Leesie’s dad’s pig has a bunch of new babies. Or a bunch of pigs have a new baby. Something like that. She’s psyched over piglets down at the sow barn. When i take her home, instead of making out in Gram’s car like we usually do, we leave it parked by the front steps, and she drags me down the gravel road.
 
Leesie slips her hand in mine. “Only two weeks to the dance.” She flashes her smile. “It’s going to be so great to go with you.”
 
“i don’t think i can.” We’re walking past their big barn. The pigs huddle together in a perfect circle. “That flyer you gave me says semiformal. i just have jeans.”
 
“Nice try.” She hangs on to my arm now, too. “In LDS-speak that means Dockers, cords, anything like that, and a dress shirt. Let’s go shopping next Saturday. You need a winter coat, too.”
 
“You’re getting way too bossy.”
 
She stops walking, steps in front of me so she can kiss me. “Please,” she whispers, “it’ll be fun.”
 
“Only if we can buy some slinky tops that show you off better.” i reach under her jacket and caress her back.
 
“Like that even exists.” We kiss until it gets too cold standing in the road. Maybe i do need a warmer coat.
 
Leesie pulls her leather jacket tight around her slender body. “Hey, what happened to my turtleneck?”
 
i put my arm around her. “i burned it.”
 
She scowls and leads me to the barn.

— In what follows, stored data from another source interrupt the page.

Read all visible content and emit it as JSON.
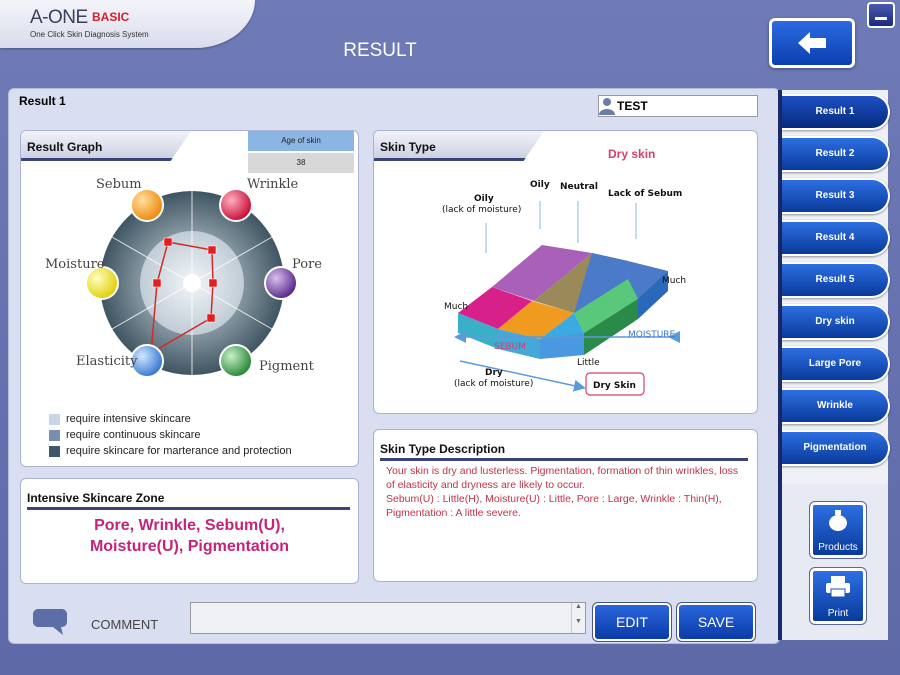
{
  "app": {
    "logo_main": "A-ONE",
    "logo_basic": "BASIC",
    "logo_sub": "One Click Skin Diagnosis System",
    "title": "RESULT"
  },
  "header": {
    "back_icon": "arrow-left-icon",
    "minimize_icon": "minimize-icon"
  },
  "main": {
    "result_label": "Result 1",
    "user_name": "TEST"
  },
  "result_graph": {
    "title": "Result Graph",
    "age_header": "Age of skin",
    "age_value": "38",
    "labels": {
      "sebum": "Sebum",
      "wrinkle": "Wrinkle",
      "pore": "Pore",
      "pigment": "Pigment",
      "elasticity": "Elasticity",
      "moisture": "Moisture"
    },
    "legend": [
      {
        "label": "require intensive skincare",
        "color": "#c9d6ea"
      },
      {
        "label": "require continuous skincare",
        "color": "#7a8fb0"
      },
      {
        "label": "require skincare for marterance and protection",
        "color": "#3f5766"
      }
    ]
  },
  "skin_type": {
    "title": "Skin Type",
    "value": "Dry skin",
    "oily_label": "Oily",
    "oily_sub": "(lack of moisture)",
    "oily_top": "Oily",
    "neutral": "Neutral",
    "lack_of_sebum": "Lack of Sebum",
    "much_left": "Much",
    "much_right": "Much",
    "sebum": "SEBUM",
    "moisture": "MOISTURE",
    "little": "Little",
    "dry_label": "Dry",
    "dry_sub": "(lack of moisture)",
    "dry_skin_callout": "Dry Skin"
  },
  "intensive_zone": {
    "title": "Intensive Skincare Zone",
    "line1": "Pore, Wrinkle, Sebum(U),",
    "line2": "Moisture(U), Pigmentation"
  },
  "description": {
    "title": "Skin Type Description",
    "text": "Your skin is dry and lusterless. Pigmentation, formation of thin wrinkles, loss of elasticity and dryness are likely to occur.\n Sebum(U) : Little(H), Moisture(U) : Little, Pore : Large, Wrinkle : Thin(H), Pigmentation : A little severe."
  },
  "comment": {
    "label": "COMMENT",
    "value": ""
  },
  "buttons": {
    "edit": "EDIT",
    "save": "SAVE",
    "products": "Products",
    "print": "Print"
  },
  "sidebar": {
    "items": [
      {
        "label": "Result 1"
      },
      {
        "label": "Result 2"
      },
      {
        "label": "Result 3"
      },
      {
        "label": "Result 4"
      },
      {
        "label": "Result 5"
      },
      {
        "label": "Dry skin"
      },
      {
        "label": "Large Pore"
      },
      {
        "label": "Wrinkle"
      },
      {
        "label": "Pigmentation"
      }
    ]
  }
}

It’s about half a mile from the house, a long metal building shaped like those houses you learn to draw in grade school. Low and ugly, nothing like the soaring wooden barn close to her house. It sits next to a tiny, murky pond.
 
Leesie sees me eyeing the pond. “Don’t get any ideas.”
 
“Gross, Leese. i’m not a sewer rat.”
 
“That pond is totally clean. The ducks love it.”
 
The pond’s surface is barren. “What ducks?”